Highlights & Insights¶
- Diagnosis-driven method design: Solutions are designed through systematic observation of phenomena and root cause analysis (three dedicated investigation sections), followed by targeted remedies.
- The paper reveals a fundamental distinction between TSG and object detection: multiple target segments share linguistic semantics.
- Minimal modifications, significant gains: Only two decoder modifications are sufficient to comprehensively surpass all state-of-the-art methods.
- Joint classification + IoU ranking: Specifically addresses the problem that "high confidence ≠ precise localization."
- Thorough analysis of effects: Beyond reporting performance gains, the paper also validates anomaly elimination and convergence acceleration.
Limitations & Future Work¶
- Query grouping relies on predicted span distances, which may be inaccurate during early training and thus affect grouping quality.
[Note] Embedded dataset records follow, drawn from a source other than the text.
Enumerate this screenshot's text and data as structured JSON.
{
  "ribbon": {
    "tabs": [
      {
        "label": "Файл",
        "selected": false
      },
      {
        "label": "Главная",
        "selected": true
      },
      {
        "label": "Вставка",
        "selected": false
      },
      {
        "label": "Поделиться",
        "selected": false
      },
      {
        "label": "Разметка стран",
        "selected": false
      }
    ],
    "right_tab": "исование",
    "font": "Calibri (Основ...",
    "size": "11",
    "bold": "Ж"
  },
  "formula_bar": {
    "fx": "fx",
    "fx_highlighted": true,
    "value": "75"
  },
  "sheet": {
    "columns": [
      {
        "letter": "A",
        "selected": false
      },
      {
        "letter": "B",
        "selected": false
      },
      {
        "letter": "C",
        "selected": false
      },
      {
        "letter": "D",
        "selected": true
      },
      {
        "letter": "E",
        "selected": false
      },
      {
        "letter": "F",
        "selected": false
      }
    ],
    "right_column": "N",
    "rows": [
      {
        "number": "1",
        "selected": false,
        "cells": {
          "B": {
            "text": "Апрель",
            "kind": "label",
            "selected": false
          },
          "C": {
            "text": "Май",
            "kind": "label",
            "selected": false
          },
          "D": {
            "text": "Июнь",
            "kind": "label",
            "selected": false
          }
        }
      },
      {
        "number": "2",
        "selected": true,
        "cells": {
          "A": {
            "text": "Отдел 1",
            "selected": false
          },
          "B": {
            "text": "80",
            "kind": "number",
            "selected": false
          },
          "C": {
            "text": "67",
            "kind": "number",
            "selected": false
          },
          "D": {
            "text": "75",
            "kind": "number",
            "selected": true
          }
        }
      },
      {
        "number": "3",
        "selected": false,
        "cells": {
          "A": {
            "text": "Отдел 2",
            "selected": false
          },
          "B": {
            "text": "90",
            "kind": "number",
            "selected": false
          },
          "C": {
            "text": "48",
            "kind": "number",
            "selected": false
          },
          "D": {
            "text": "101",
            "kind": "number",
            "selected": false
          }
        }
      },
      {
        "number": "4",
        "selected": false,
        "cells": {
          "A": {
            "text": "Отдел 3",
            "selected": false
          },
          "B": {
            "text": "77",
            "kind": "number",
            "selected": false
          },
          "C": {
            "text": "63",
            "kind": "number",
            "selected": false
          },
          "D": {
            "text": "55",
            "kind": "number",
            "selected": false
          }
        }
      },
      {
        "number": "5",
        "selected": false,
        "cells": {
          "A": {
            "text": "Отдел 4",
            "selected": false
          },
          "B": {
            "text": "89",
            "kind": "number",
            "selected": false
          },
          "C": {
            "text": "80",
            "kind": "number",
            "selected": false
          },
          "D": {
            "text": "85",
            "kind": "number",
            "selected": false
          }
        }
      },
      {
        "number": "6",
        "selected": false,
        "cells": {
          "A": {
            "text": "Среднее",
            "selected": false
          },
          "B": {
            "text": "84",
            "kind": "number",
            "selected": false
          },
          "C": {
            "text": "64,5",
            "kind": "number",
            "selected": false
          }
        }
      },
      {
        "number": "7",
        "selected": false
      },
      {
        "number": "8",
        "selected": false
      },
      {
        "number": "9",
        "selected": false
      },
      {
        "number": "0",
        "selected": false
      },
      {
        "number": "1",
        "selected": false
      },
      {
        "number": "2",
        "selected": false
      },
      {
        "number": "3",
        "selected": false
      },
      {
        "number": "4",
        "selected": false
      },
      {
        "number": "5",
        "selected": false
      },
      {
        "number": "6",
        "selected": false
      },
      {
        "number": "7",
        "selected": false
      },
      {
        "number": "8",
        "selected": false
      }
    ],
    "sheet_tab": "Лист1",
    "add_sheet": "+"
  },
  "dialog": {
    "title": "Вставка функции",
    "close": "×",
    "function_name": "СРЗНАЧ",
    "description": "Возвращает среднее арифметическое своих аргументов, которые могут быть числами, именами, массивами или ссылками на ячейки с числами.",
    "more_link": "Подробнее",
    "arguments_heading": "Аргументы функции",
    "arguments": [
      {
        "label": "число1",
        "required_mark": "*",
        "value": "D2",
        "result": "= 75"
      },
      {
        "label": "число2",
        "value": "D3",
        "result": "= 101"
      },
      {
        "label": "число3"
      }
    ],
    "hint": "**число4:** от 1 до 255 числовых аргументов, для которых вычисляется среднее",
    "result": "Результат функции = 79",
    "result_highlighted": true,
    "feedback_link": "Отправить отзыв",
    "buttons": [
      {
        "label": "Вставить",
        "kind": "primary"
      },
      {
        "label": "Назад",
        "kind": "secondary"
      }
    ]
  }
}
- Frame-level alignment in GLB uses simple cosine similarity; more sophisticated alignment strategies may yield further improvements.
- Validation is limited to video temporal grounding; generalization to other DETR-based tasks has not been explored.
- The IoU prediction head introduces additional parameters and computation, which may be a concern in resource-constrained settings.
Related Work & Insights¶
- The query ranking strategy from EASE-DETR inspired QGR, but directly using predicted scores for ranking is ineffective in TSG.
- The baseline loss design from Moment DETR provides a standard framework for TSG.
- The analysis of "semantically similar but spatially distinct target segments" in TSG may generalize to analogous multi-instance detection scenarios.
Rating¶
- Novelty: ⭐⭐⭐⭐⭐ The diagnostic analysis is exceptionally thorough, uncovering fundamental issues in applying DETR to TSG.
- Experimental Thoroughness: ⭐⭐⭐⭐⭐ Comprehensively outperforms prior work on three benchmarks, with multiple backbones, detailed ablations, and visual analyses.
- Writing Quality: ⭐⭐⭐⭐⭐ The "diagnose-then-treat" narrative structure is very clear, with analysis and validation tightly integrated.
- Value: ⭐⭐⭐⭐⭐ Provides a simple yet effective strong baseline for DETR-based TSG with broad methodological implications.